Windows XP: Marked for Death

Still using the XP operating system on your PC? You’re certainly not alone. Something like 37% of Windows users worldwide are running the now 12-year old OS. But that’s gonna be a big problem by next year.

Microsoft has announced that they’ll be ending extended support for Windows XP on April 8th, 2014. Mainstream support for XP ended way back in 2009, but the failure of Vista and Windows 7 to gain popularity led Microsoft to continue patching up it’s trusty workhorse.

So, what does the end of extended support mean exactly? Well, for one, Windows XP will be seeing the last of service updates, patches, etc. And that means it will become a lot more vulnerable to security threats like new malware and viruses. Third-party companies will be a lot less concerned that their software won’t make XP act funny or just plain crash it. And there’s a pretty decent chance that certain software updates won’t jive with an outdated OS. You don’t have to be an IT pro to understand that all of this adds up to bad news for persistent XP users who don’t make the switch.

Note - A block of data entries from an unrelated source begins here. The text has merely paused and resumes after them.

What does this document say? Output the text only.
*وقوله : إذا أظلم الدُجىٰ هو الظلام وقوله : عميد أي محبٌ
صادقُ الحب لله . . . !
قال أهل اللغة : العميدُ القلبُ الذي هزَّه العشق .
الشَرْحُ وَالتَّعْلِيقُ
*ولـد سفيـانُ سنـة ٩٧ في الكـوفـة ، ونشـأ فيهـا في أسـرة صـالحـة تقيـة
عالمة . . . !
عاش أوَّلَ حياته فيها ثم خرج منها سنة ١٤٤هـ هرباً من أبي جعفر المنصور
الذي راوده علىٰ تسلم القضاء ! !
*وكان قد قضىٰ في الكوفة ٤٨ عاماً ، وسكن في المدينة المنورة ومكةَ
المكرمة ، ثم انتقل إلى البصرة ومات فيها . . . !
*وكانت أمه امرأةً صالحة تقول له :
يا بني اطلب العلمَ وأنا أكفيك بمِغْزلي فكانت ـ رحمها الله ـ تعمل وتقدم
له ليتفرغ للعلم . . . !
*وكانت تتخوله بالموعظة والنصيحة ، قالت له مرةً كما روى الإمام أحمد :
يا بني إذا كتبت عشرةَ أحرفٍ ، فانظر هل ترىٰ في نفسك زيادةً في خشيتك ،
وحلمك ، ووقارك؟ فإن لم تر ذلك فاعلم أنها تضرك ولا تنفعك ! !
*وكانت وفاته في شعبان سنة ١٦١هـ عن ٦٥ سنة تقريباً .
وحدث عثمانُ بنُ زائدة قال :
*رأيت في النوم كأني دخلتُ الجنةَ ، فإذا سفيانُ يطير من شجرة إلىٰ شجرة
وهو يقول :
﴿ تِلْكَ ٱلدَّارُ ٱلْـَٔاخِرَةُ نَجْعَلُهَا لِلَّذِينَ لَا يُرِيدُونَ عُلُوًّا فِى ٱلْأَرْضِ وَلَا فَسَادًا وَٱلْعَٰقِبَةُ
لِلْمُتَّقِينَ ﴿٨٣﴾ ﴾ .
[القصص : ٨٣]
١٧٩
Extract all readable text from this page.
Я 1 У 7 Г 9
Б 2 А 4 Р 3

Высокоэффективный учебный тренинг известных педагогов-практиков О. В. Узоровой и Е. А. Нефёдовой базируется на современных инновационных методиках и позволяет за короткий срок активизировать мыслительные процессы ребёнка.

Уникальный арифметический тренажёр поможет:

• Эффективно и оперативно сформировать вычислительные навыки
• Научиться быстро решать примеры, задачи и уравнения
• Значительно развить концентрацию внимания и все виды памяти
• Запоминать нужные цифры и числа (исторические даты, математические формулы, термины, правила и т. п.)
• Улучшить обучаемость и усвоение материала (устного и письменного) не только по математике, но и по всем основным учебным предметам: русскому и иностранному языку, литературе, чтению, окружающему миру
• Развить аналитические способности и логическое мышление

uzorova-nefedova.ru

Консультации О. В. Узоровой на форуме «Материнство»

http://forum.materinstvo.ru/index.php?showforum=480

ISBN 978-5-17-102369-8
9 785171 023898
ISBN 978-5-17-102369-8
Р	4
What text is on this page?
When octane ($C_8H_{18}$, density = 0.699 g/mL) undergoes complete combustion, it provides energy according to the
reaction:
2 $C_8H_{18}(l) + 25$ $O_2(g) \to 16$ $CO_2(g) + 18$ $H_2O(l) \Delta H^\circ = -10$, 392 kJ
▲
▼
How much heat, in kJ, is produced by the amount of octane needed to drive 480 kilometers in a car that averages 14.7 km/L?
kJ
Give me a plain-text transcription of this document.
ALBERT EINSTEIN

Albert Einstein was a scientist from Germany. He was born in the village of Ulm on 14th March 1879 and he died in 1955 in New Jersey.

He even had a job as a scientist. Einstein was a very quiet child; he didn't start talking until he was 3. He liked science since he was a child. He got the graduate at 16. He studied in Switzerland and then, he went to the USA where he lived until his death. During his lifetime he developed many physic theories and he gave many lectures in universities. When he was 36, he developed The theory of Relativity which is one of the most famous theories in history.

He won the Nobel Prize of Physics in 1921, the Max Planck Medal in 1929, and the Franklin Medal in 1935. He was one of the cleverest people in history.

If you’re planning to stick with the Windows line, check out this “End of support” chart which lists the lifecycles of currently supported Microsoft operating systems. The rule of thumb here is to not pick a system that’s already ended mainstream support (ahem, Vista). Do the research on the rest and find out which one will benefit you the most.

Windows OS Product Lifecycle Chart

Click image to view larger

Or if you wanna explore some Windows alternatives, we suggest looking into something like Ubuntu or Fedora, which are two popular Linux distributions. Then again, you could always go Apple. Nearly every PC can run some version of Mac OS. But keep in mind, if it’s not a currently supported operating system then you’re likely to have the same problems with any of these as you will with Windows XP after April, 2014.